If you're young and still saving, buying SCHD just for the dividend means you're giving up a lot of long-term potential. That could hurt you in the long run.


🛡️ Why I Still Choose SCHD

I have SCHD because it fits my goals and what I want from my portfolio. But remember—I've got real estate and businesses that are growing in value and generating cash flow. Only 30% of my net worth can be invested in the stock market.

So my portfolio isn't needed to get really high returns. It's to build stable money I can live off of, buy great companies at good prices, and buy low-cost ETFs like SCHD.

I don't need the fastest rocket ship to 10x returns. I want income that outpaces safe options like 90-day treasuries and good companies that will pay me while I hold them.

Right now, SCHD's dividend yield is better than what I can get from short-term treasuries.
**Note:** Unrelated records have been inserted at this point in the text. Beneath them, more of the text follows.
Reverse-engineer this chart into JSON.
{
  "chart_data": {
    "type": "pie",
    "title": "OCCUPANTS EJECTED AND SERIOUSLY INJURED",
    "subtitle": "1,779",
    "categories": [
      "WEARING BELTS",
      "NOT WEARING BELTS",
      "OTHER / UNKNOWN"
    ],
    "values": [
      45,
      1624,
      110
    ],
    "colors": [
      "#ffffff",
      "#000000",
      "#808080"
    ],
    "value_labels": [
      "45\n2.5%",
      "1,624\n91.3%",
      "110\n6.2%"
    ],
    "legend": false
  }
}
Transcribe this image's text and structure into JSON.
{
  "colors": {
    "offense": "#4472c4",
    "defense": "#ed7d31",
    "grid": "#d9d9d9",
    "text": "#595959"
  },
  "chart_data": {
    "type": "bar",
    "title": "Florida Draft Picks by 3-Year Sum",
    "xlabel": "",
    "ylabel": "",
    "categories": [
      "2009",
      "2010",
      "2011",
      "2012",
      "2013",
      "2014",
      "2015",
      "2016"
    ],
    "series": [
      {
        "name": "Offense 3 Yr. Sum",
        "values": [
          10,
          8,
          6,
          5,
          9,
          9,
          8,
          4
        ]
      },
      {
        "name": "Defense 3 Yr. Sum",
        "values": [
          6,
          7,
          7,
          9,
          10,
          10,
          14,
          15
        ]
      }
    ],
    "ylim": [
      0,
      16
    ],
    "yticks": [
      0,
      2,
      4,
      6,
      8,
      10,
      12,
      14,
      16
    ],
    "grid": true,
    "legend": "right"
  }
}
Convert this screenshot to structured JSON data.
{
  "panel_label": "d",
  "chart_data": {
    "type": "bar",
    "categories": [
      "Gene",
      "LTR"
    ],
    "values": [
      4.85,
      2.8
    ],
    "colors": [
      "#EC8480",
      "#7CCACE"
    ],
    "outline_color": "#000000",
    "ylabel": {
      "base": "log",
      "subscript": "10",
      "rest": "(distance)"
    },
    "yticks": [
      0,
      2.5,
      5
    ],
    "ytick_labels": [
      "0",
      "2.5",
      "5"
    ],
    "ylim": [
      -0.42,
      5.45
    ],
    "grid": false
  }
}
And unlike bonds, dividends can grow over time. That matters.


💡 Final Thoughts: Take the Long View

If the market fell 50% tomorrow, SCHD would fall hard too—of course it would. Maybe not 50%, but who knows?

That's why I dollar cost average every single month. I don't know when it's going to be up or down. That's why I buy all along the way. My return flattens out through all the volatility. Sometimes I pay a lot, sometimes a little, but over time I pay the same amount and get the market's return. It takes all the thinking out of it.

I love doing my projections for 21 years from now. I have goals for what I want at 65 so I can make big decisions about the remaining 30+ years of my life. SCHD fits into that goal.

Dollar cost averaging is something everyone needs to understand—because it's literally the simplest way to outperform all of your friends.